The Kosterlitz-Thouless transition
Part of the prize was awarded for a description of the phase transition between superfluids or superconductors and the normal state in a two-dimensional layer of atoms (such as liquid helium) or electrons. This was work carried out in the early 70s when Kosterlitz was engaged in postdoctoral research with Thouless at the University of Birmingham.
There was seemingly a paradox in the theory of superfluids because in the simplest and generally accepted theory of phase transitions (Ginzburg-Landau), there was no critical temperature, Tc, over which a two-dimensional superfluid becomes normal — that is, when the superfluid properties, such as the absence of viscosity, disappear. This runs counter to the knowledge that the superfluid should be less robust in two dimensions than in three dimensions and that there is a critical temperature in 3D.
The solution to the paradox was that one had previously failed to take topological excitations into account. In a 2D superfluid the topological excitations rotate on the surface. The superfluid is described as a continuous complex wave function with amplitude and phase. If you make one rotation around the vortex, the phase must change with an integer multiple of 2π. (The phase is illustrated by the direction of a vector in Figure 1.)

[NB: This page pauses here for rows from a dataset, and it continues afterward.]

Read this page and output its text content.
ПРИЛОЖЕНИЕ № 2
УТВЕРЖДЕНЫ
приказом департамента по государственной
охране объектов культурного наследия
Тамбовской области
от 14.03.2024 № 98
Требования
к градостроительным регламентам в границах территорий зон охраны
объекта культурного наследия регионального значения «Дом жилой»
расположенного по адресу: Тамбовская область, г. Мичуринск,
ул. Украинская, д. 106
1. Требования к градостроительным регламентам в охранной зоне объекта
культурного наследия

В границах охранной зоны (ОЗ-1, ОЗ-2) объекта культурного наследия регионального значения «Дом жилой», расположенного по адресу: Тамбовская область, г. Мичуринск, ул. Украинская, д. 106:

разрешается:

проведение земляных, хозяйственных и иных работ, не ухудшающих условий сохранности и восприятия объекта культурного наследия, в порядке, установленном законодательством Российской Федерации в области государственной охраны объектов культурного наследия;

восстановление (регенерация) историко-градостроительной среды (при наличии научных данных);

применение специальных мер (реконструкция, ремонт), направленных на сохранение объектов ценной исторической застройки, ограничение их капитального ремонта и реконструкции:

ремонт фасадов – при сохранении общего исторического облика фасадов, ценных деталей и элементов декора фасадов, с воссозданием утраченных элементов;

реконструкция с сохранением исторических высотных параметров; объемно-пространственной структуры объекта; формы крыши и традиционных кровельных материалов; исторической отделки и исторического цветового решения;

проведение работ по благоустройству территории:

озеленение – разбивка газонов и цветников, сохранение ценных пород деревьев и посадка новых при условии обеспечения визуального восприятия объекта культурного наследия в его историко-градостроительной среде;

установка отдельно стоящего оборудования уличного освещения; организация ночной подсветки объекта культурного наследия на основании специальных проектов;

Vortices can be generated thermally, but because that requires a lot of energy, they come in pairs that stay together and rotate in the opposite direction. Kosterlitz and Thouless showed that at a certain temperature (now called the KT temperature, TKT) entropy tops the energy required to pull apart the pairs and superfluidity is destroyed. Consequently, one also has a phase transition in two dimensions, but a special kind of topological phase transition. The Kosterlitz-Thouless transition is now a fundamental concept in theoretical physics that has been confirmed experimentally in superfluids and superconductors and also describes how two-dimensional solids melt.
Magnetism (such as in iron) is a complex phenomenon that has to do with the interplay between magnetic ions or electrons. Antiferromagnetism in particular, when nearby ions’ magnetic moments (spins) align in a counter direction, is an intrinsic quantum mechanic and many-body phenomenon. Just as in the case of superfluids, it is especially intricate in low (one or two) dimensions. The theoretical treatment of a one-dimensional chain of spins is a classic problem that largely was solved by Hans Bethe (who incidentally was Thouless’ PhD supervisor) back in 1931, using what is now called Bethe’s approach.

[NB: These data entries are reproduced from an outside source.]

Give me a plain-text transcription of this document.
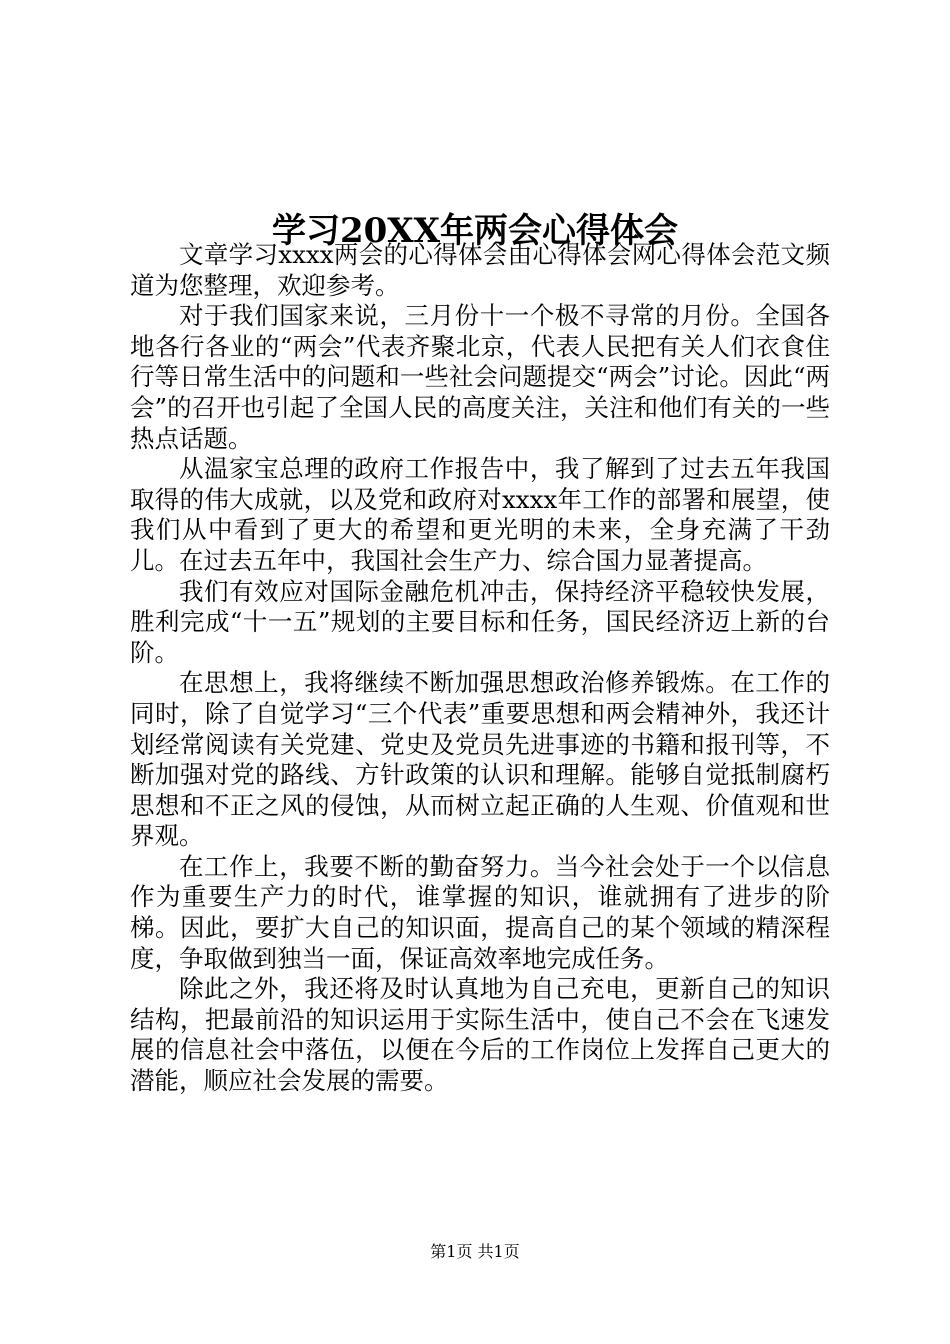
学习20XX年两会心得体会

文章学习xxxx两会的心得体会由心得体会网心得体会范文频道为您整理，欢迎参考。

对于我们国家来说，三月份十一个极不寻常的月份。全国各地各行各业的“两会”代表齐聚北京，代表人民把有关人们衣食住行等日常生活中的问题和一些社会问题提交“两会”讨论。因此“两会”的召开也引起了全国人民的高度关注，关注和他们有关的一些热点话题。

从温家宝总理的政府工作报告中，我了解到了过去五年我国取得的伟大成就，以及党和政府对xxxx年工作的部署和展望，使我们从中看到了更大的希望和更光明的未来，全身充满了干劲儿。在过去五年中，我国社会生产力、综合国力显著提高。

我们有效应对国际金融危机冲击，保持经济平稳较快发展，胜利完成“十一五”规划的主要目标和任务，国民经济迈上新的台阶。

在思想上，我将继续不断加强思想政治修养锻炼。在工作的同时，除了自觉学习“三个代表”重要思想和两会精神外，我还计划经常阅读有关党建、党史及党员先进事迹的书籍和报刊等，不断加强对党的路线、方针政策的认识和理解。能够自觉抵制腐朽思想和不正之风的侵蚀，从而树立起正确的人生观、价值观和世界观。

在工作上，我要不断的勤奋努力。当今社会处于一个以信息作为重要生产力的时代，谁掌握的知识，谁就拥有了进步的阶梯。因此，要扩大自己的知识面，提高自己的某个领域的精深程度，争取做到独当一面，保证高效率地完成任务。

除此之外，我还将及时认真地为自己充电，更新自己的知识结构，把最前沿的知识运用于实际生活中，使自己不会在飞速发展的信息社会中落伍，以便在今后的工作岗位上发挥自己更大的潜能，顺应社会发展的需要。

第1页 共1页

A bit like a metal, the chain has excitations with arbitrarily low energy. If you instead place two chains next to each other to form a ladder, it turns out that the system possesses an energy gap between the ground state and the lowest excited state. In the early 1980s Haldane was able to show that the difference between these two types of systems can be explained with the help of topology. In a semi-classical description of a spin as a unit vector, there is a topological term corresponding to the winding number of the vector over a sphere (space-time). Exactly as in the case of a vortex in a superfluid, this is an integer. For ladders with an even number of legs, the term yields nothing, and without the topological term, the semi-classical description has an energy gap, which now is called the Haldane gap.

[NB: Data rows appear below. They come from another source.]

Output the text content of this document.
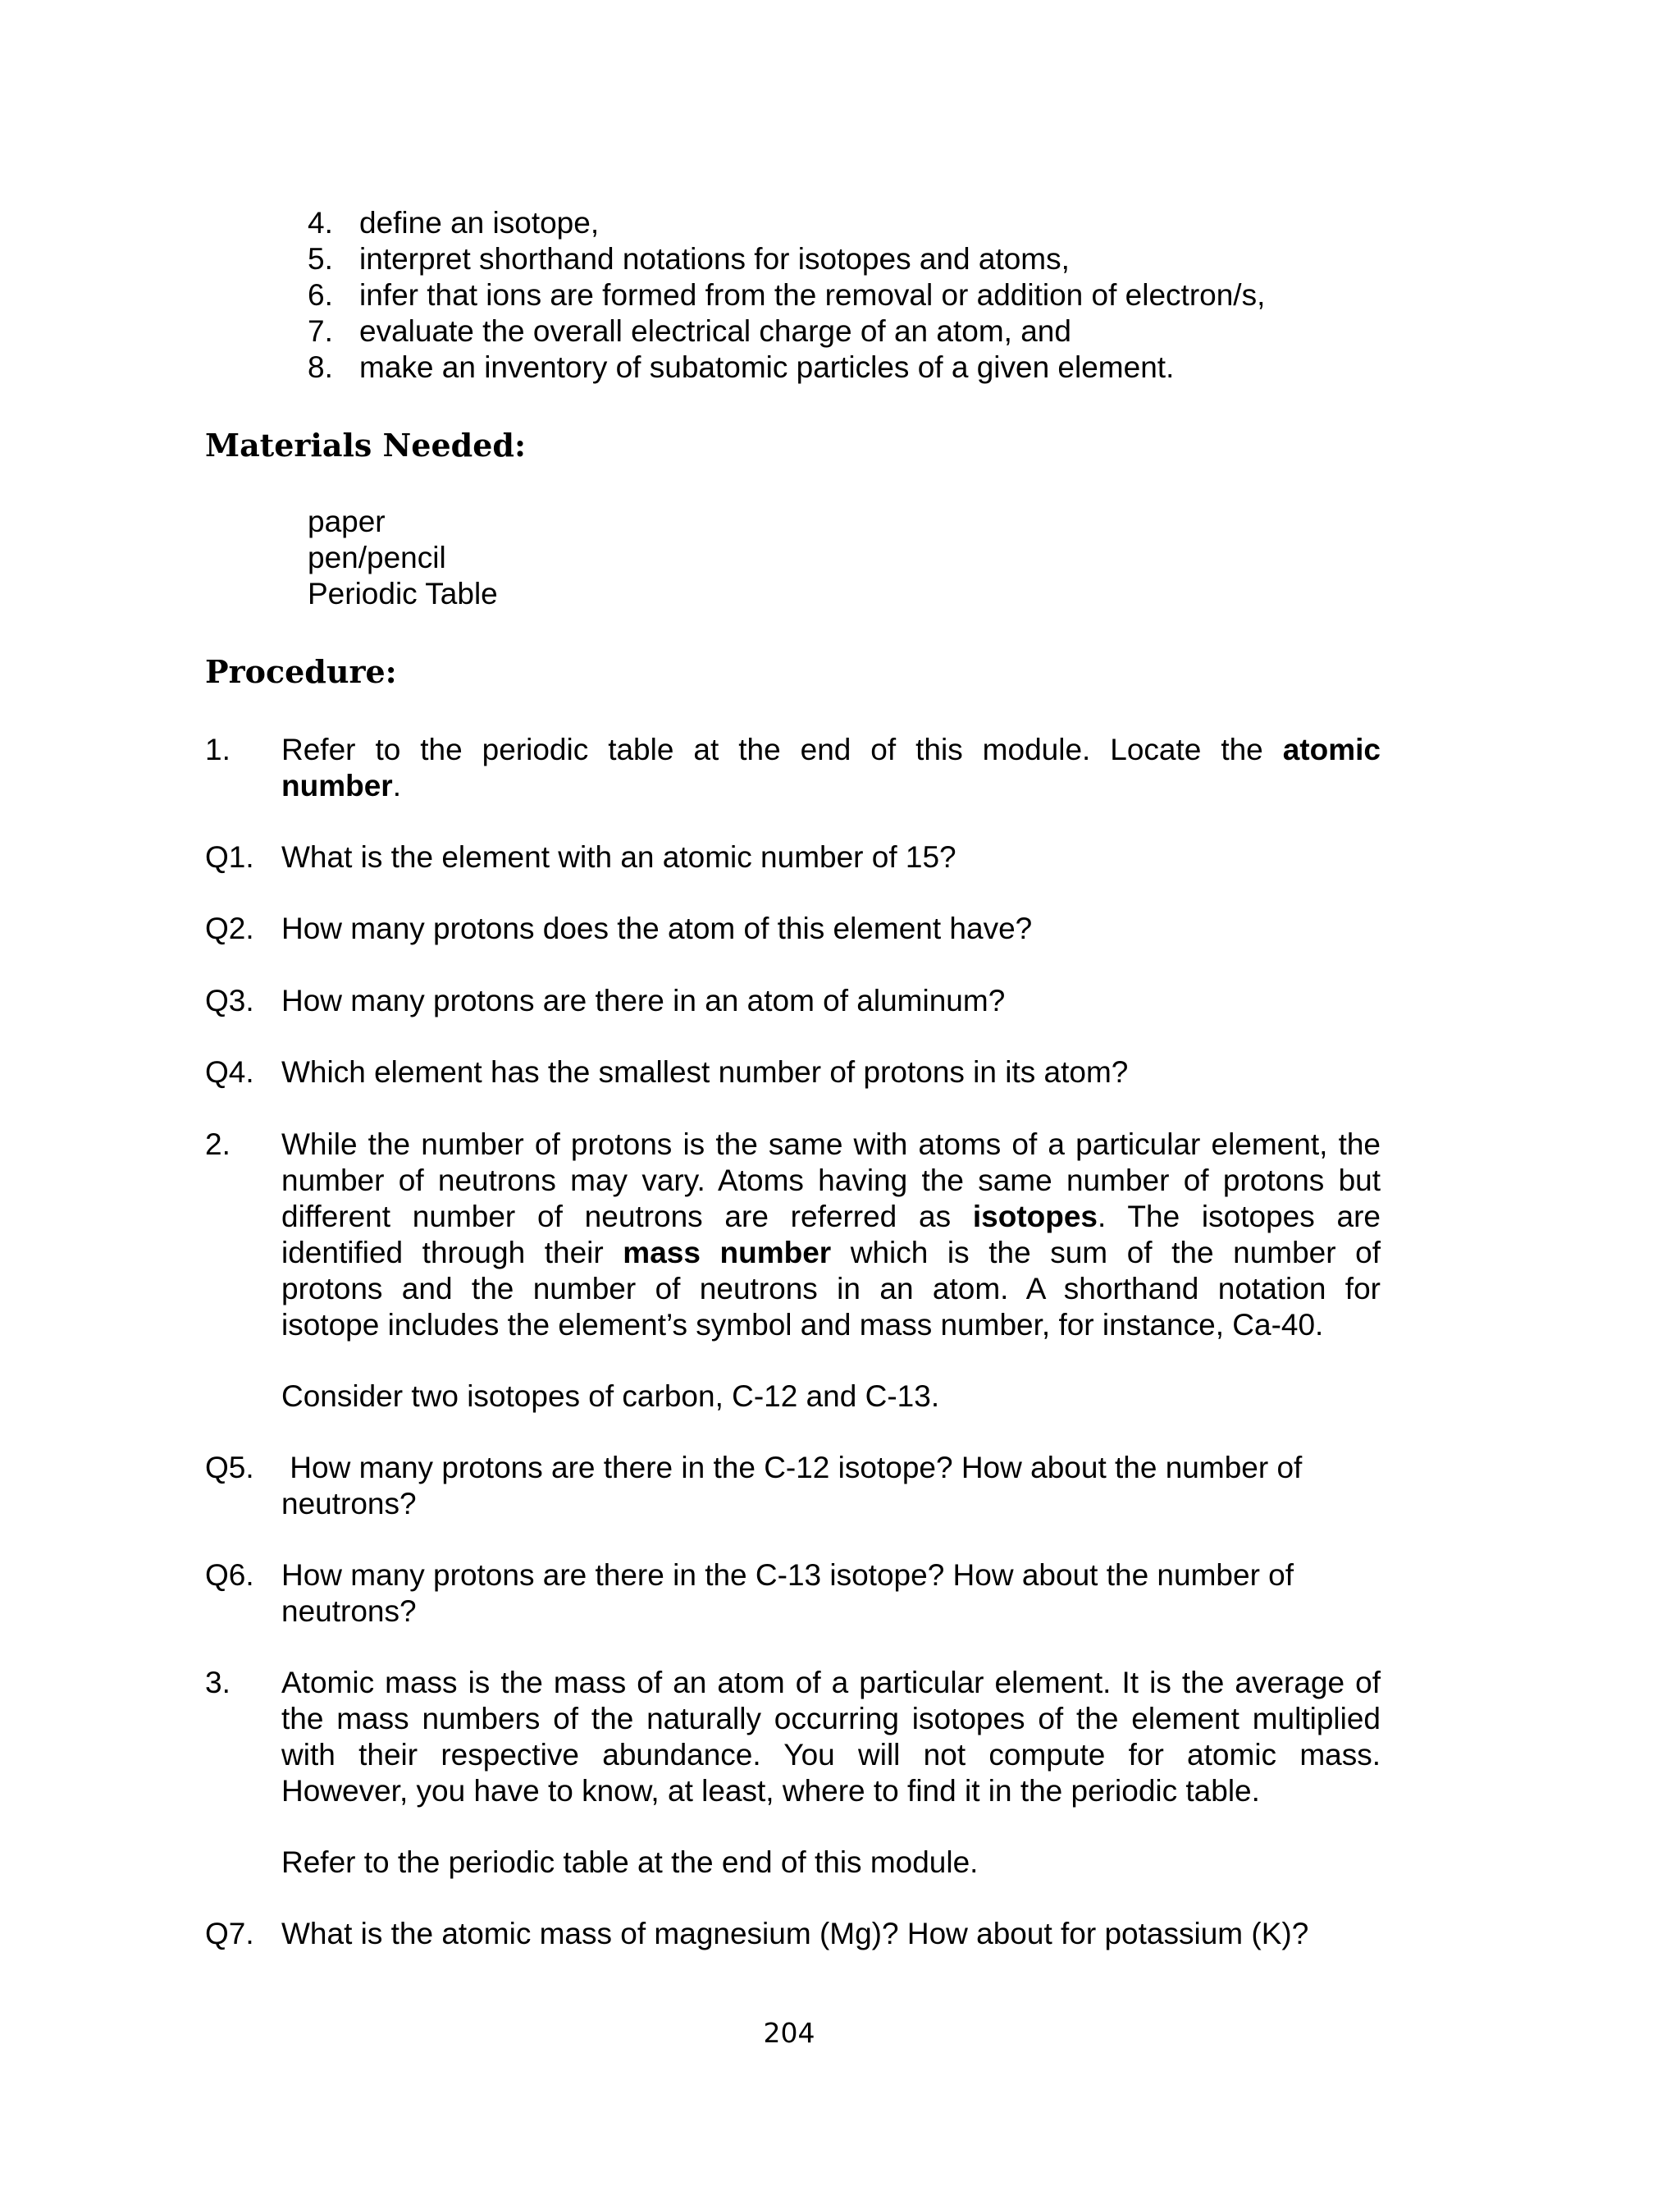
4. define an isotope,
5. interpret shorthand notations for isotopes and atoms,
6. infer that ions are formed from the removal or addition of electron/s,
7. evaluate the overall electrical charge of an atom, and
8. make an inventory of subatomic particles of a given element.
Materials Needed:
paper
pen/pencil
Periodic Table
Procedure:
1. Refer to the periodic table at the end of this module. Locate the atomic
number.
Q1. What is the element with an atomic number of 15?
Q2. How many protons does the atom of this element have?
Q3. How many protons are there in an atom of aluminum?
Q4. Which element has the smallest number of protons in its atom?
2. While the number of protons is the same with atoms of a particular element, the
number of neutrons may vary. Atoms having the same number of protons but
different number of neutrons are referred as isotopes. The isotopes are
identified through their mass number which is the sum of the number of
protons and the number of neutrons in an atom. A shorthand notation for
isotope includes the element’s symbol and mass number, for instance, Ca-40.
Consider two isotopes of carbon, C-12 and C-13.
Q5. How many protons are there in the C-12 isotope? How about the number of
neutrons?
Q6. How many protons are there in the C-13 isotope? How about the number of
neutrons?
3. Atomic mass is the mass of an atom of a particular element. It is the average of
the mass numbers of the naturally occurring isotopes of the element multiplied
with their respective abundance. You will not compute for atomic mass.
However, you have to know, at least, where to find it in the periodic table.
Refer to the periodic table at the end of this module.
Q7. What is the atomic mass of magnesium (Mg)? How about for potassium (K)?
204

For ladders with an odd number of legs, the topological term yields a varying symbol in the summation of different spin configurations, consistent with a state without an energy gap. This led Haldane to present the hypothesis that chains with an odd number of legs do not have a gap, while ladders with an even number of legs have a gap. This subsequently has been confirmed both theoretically and experimentally. The ground-breaking aspect of this was that the difference between the two systems could be understood via a topological argument.
Topological insulators, majorana states, spintronics and quantum computers
Recently, similar models experienced a real renaissance from the realisation that certain semiconductors, now called topological insulators, can be classified by a topological number. This is where topology finds concrete expression in that the material has what is known as a chiral state on the surface of the crystal, where the electron’s spin is strongly linked to its orientation. It is hoped that this quality can be used in a new type of electronics, known as spintronics, in which the electron’s spin instead of its charge conveys information.
The majorana state, in which an electron effectively divides itself into two parts, is a related area that currently is attracting a lot of attention, both theoretically and experimentally. There are hopes that these exotic states can be applied to quantum computers, where the robust nature of quantum bits are guaranteed by the fact that they are topological.